Bazıları yıllarca aile ziyaretlerinden mahrum olarak yaşadı. Kamçılanma, falaka ve elektrik verilmesi gibi işkencelerin yanında “Akrep Cezası” denilen kolektif uygulamaya maruz kaldı. Kapısından geçen 20 bin mahkûmdan yüzde 15’inin öldüğüne inanılıyor.

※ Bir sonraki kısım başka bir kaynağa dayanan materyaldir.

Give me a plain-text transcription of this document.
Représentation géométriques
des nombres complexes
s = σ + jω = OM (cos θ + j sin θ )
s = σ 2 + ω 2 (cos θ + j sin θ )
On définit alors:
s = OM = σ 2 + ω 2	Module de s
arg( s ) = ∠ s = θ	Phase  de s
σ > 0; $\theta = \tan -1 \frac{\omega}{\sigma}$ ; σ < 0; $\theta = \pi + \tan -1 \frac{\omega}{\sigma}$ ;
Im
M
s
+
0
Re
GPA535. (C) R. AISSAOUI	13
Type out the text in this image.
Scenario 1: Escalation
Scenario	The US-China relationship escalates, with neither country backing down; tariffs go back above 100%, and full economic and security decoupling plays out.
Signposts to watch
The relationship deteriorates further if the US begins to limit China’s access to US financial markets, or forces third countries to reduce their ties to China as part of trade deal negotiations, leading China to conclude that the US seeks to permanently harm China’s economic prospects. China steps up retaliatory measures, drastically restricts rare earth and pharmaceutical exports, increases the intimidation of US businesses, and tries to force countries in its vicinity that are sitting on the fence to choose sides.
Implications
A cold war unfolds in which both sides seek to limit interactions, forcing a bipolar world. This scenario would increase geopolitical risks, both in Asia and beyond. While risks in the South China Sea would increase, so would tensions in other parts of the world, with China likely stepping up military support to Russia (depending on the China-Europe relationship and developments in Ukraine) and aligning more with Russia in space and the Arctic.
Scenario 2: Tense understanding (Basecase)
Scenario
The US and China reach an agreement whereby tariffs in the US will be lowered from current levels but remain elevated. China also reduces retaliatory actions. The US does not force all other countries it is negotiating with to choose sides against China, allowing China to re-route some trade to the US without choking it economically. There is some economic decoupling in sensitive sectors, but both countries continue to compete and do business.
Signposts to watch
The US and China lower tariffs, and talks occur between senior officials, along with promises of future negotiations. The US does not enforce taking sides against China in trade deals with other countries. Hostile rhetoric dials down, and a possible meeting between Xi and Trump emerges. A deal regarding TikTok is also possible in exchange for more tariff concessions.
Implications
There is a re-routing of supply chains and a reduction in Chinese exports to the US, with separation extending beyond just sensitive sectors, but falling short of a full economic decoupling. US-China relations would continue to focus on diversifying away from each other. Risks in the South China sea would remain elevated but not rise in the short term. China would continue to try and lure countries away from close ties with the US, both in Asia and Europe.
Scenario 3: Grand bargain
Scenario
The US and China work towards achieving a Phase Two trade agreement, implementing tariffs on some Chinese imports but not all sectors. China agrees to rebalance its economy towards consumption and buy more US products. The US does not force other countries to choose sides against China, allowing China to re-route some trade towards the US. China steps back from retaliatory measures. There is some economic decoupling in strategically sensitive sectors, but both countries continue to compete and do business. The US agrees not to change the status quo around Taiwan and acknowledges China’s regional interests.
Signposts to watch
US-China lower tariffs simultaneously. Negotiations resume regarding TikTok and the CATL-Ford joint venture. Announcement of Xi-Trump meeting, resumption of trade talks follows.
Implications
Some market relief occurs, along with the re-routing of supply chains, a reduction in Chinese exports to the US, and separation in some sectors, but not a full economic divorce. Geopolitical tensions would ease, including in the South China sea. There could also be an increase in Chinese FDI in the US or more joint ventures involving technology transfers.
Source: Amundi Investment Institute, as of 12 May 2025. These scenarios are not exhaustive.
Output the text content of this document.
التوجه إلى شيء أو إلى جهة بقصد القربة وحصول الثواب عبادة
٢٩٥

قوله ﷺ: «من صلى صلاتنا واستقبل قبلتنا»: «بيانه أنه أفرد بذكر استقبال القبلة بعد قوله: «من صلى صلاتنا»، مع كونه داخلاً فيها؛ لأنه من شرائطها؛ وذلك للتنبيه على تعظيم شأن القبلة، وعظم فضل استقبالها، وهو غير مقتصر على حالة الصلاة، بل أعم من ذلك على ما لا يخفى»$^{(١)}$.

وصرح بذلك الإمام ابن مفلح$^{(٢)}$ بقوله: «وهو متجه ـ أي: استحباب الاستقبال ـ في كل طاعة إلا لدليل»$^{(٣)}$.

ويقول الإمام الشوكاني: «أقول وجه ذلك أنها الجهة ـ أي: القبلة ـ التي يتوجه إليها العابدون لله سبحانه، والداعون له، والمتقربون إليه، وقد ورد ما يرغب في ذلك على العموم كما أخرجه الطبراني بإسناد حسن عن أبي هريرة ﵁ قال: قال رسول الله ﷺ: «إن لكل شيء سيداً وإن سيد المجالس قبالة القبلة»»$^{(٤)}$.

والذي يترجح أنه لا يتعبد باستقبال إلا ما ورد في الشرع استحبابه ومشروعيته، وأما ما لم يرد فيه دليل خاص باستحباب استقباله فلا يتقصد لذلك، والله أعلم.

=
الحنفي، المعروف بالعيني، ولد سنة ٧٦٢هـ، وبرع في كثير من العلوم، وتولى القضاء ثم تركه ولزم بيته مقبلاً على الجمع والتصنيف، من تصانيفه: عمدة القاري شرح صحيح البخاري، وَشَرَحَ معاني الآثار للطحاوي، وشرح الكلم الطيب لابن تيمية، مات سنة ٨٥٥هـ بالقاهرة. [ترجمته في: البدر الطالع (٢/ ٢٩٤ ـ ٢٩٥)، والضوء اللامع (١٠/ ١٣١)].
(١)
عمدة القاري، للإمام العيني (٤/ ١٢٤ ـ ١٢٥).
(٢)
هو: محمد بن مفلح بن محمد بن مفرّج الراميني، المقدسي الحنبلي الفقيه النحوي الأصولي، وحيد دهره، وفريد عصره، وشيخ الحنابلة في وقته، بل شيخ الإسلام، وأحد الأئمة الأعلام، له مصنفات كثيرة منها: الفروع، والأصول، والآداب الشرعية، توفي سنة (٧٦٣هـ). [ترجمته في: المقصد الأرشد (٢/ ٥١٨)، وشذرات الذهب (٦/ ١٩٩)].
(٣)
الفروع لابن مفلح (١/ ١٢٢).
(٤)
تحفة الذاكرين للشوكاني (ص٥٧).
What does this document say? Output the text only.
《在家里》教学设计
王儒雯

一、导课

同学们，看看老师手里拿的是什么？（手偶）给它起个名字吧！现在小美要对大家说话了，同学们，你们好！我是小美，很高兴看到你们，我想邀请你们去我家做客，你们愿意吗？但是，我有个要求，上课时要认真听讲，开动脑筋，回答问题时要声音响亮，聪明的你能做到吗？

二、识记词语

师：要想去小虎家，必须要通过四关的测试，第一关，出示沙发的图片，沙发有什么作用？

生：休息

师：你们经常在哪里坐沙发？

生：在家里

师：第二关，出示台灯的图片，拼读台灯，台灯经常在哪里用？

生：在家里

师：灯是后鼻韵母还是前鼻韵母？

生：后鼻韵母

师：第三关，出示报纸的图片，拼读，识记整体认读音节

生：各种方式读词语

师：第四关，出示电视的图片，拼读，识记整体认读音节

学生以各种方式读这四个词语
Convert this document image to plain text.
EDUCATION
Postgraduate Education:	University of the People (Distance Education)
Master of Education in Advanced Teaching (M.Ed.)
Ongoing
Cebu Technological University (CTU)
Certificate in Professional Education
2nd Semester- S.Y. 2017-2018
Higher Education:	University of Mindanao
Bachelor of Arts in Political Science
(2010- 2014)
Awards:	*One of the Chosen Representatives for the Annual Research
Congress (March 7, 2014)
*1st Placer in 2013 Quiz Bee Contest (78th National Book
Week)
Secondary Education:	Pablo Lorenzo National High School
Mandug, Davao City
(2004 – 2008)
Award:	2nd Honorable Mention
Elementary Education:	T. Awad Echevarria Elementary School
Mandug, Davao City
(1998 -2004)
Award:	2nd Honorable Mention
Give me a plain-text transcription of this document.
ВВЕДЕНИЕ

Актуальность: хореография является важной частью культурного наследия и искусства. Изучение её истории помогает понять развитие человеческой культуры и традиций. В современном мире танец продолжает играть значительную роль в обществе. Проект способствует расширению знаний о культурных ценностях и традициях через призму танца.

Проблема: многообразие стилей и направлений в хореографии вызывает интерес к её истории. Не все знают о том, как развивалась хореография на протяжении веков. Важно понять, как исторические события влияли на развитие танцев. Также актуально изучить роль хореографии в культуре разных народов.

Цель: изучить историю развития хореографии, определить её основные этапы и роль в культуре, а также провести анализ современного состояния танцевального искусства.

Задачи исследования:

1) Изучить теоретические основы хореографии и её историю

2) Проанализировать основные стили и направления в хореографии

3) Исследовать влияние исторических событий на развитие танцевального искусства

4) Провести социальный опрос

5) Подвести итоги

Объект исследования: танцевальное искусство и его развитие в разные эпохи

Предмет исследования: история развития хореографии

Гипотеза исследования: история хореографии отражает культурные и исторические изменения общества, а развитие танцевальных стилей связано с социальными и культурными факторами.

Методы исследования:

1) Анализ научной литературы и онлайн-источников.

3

Ketum ve fesat İçişleri Bakanlığı, bu insanları tüm bu süre boyunca dış dünyadan saklamayı başardı. Fakat bugün dahi adalet her zamanki gibi kolay ele geçmez görünüyor. Umalım ki bu insanlar yakında Arap Baharı’na katılıp Mısır Halk Devrimi’nin 100’ncü gününü kutlayabilsinler. Eğer adalet bir köşe taşı olacaksa bu insanların bir an önce salıverilmesi ya da mahkemeye çıkarılması gerekli.
* Sunday Express muhabiriyken, Afganistan’a gitti. Orada kaçırılmasının ardından Müslüman oldu. Aktivist ve yazar Ridley, PressTV’de çalışıyor.
Bu makale Oğuz Eser tarafından Timeturk.Com için tercüme edilmiştir.